Explaining non-professionals details about a quite complex issue puts you in the dilemma of choosing between superficial explanations risking to miss important details or include too many technical details that give the right insight but makes it impossible to comprehend for people outside the professional domain. One need to find the right balance so that decision makers can make decisions due to facts and conceived information rather than believes and others conviction. Using graphics as means for a better understanding of complicated topics can be very tempting and the whole GIS domain does exactly that. When one moves into 3D using the spatial presentation as means one lowers the abstraction level considerably and makes the object in question more easy to perceive and at the same time more vulnerable to misleads and even misunderstandings (Kjems & Bodum, 2009).

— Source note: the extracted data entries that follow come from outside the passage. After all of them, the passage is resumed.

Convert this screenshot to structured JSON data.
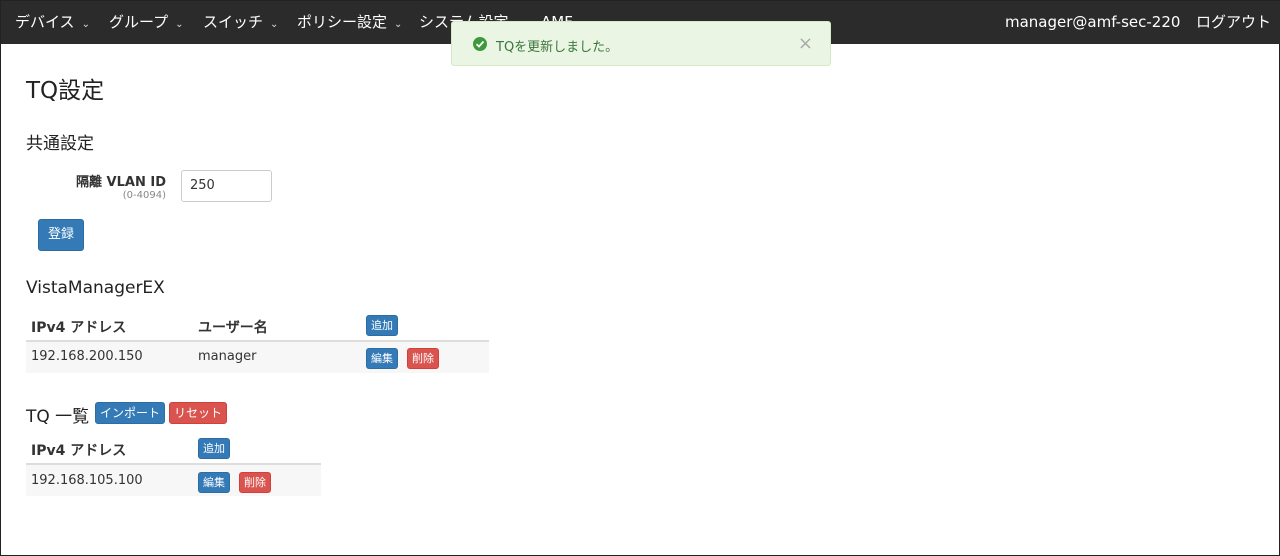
{
  "nav": {
    "items": [
      {
        "label": "デバイス",
        "caret": "⌄"
      },
      {
        "label": "グループ",
        "caret": "⌄"
      },
      {
        "label": "スイッチ",
        "caret": "⌄"
      },
      {
        "label": "ポリシー設定",
        "caret": "⌄"
      },
      {
        "label": "システム設定",
        "caret": ""
      },
      {
        "label": "AMF",
        "caret": ""
      }
    ],
    "user": "manager@amf-sec-220",
    "logout": "ログアウト"
  },
  "toast": {
    "message": "TQを更新しました。",
    "close": "×"
  },
  "page": {
    "title": "TQ設定"
  },
  "common": {
    "heading": "共通設定",
    "vlan_label": "隔離 VLAN ID",
    "vlan_range": "(0-4094)",
    "vlan_value": "250",
    "submit": "登録"
  },
  "vista": {
    "heading": "VistaManagerEX",
    "col_ip": "IPv4 アドレス",
    "col_user": "ユーザー名",
    "add": "追加",
    "rows": [
      {
        "ip": "192.168.200.150",
        "user": "manager",
        "edit": "編集",
        "delete": "削除"
      }
    ]
  },
  "tq": {
    "heading": "TQ 一覧",
    "import": "インポート",
    "reset": "リセット",
    "col_ip": "IPv4 アドレス",
    "add": "追加",
    "rows": [
      {
        "ip": "192.168.105.100",
        "edit": "編集",
        "delete": "削除"
      }
    ]
  },
  "colors": {
    "navbar": "#2b2b2b",
    "primary": "#337ab7",
    "danger": "#d9534f",
    "success_bg": "#eaf5e3"
  }
}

However, this chapter will present the concept of using a graphical user interface including a 3D City model to enable non-professionals among them politicians and city planners to interact in an intuitive way with a complex energy model created for the city. This means an easy to perceive 3D model of a city connected to a tremendously complicated mathematical model of the energy flow in a city.

First of all you will find an outline of the two-fold system and the prerequisites and main components creating such a system. One part will be about the 3D city domain while the other will look at the energy system designed for a city and used in connection with the model, though the detailed setup and algorithms behind the model will have to be found in the references.

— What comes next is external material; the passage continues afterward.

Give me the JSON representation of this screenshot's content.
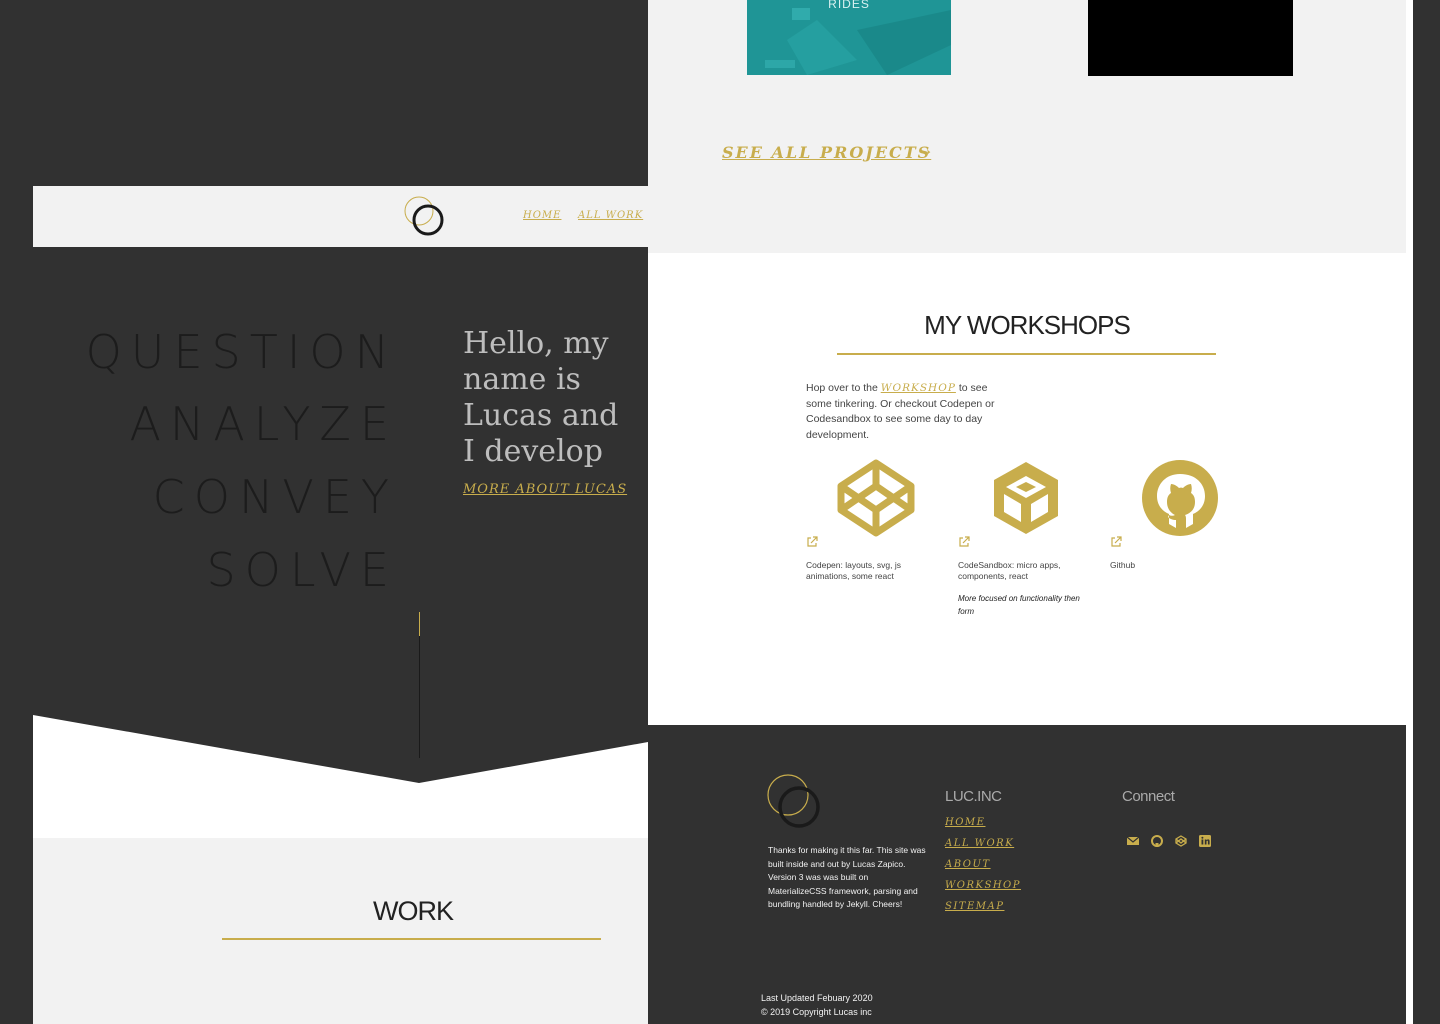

Finally the chapter presents the empirical findings of the attempt to use a 3D city model as user interface. Only very few systems have been developed for this kind of interaction, why the design method for this development was a mix of believe, trial, and error within an Agile programming framework. This chapter therefore can be used as a guide for what had worked well and what need to be improved and therefore help the reader to design an even better system.

One of the biggest challenges each software design is facing is the user interaction. A good interface is crucial to get people voluntarily to interact with a system or application (D. A. Bowman, Kruijff, LaViola, & Poupyrev, 2001; Fabrikant, 2005). The challenge is not only to make the interface logically and intuitively appealing but also to find the right compromise between the numbers of adjustable features and system flexibility facing a clear and user-friendly environment. This challenge is even more demanding when the model scale is given by the extent of a whole country or “only” a city. Map makers and the GIS community have been working with this issue for decades but are quite often still lacking a good solution (Tomlin, 1990; Takeyama & Couclelis, 1997; Burrough, 2001). When it comes to 3D city models, it is very difficult to present information within a 3D environment due to the constructional details and textures one want to show on one hand and the information presented within the model on the other. But this is exactly the issue at hand. (Zanola, Fabrikant, & Çöltekin, 2009; D. Bowman, Kruijff, & Poupyrev, 2004; Dodge, Doyle, Smith, & Fleetwood, 1998; Hildebrandt, Klimke, Hagedorn, & Döllner, 2011; Döllner, Kolbe, Liecke, Sgouros, & Teichmann, 2006).

The background for this chapter is the development of an EnergyCity case study carried out by the Centre for 3D GeoInformation at Aalborg University. This project was initiated by the city of Frederikshavn in the northern part of Denmark. The goal for the project was to make a 3D city model act as an awareness tool allowing politicians as well as citizens to visualize and understand the change of energy consumption and energy sources in an urban environment over a period of time. The challenge here was not only to show geographic related information in a city scale but also actually convincing the user to be aware of consequences due to the production and use of energy in a city context. This system was supposed to be used by all kinds of laymen like school children, politicians and common citizens. The idea was to give the user an immediate response to their action so that they could realize how the change of energy consumptions matters, which helps them to realize a more sustainable while feasible energy scenario.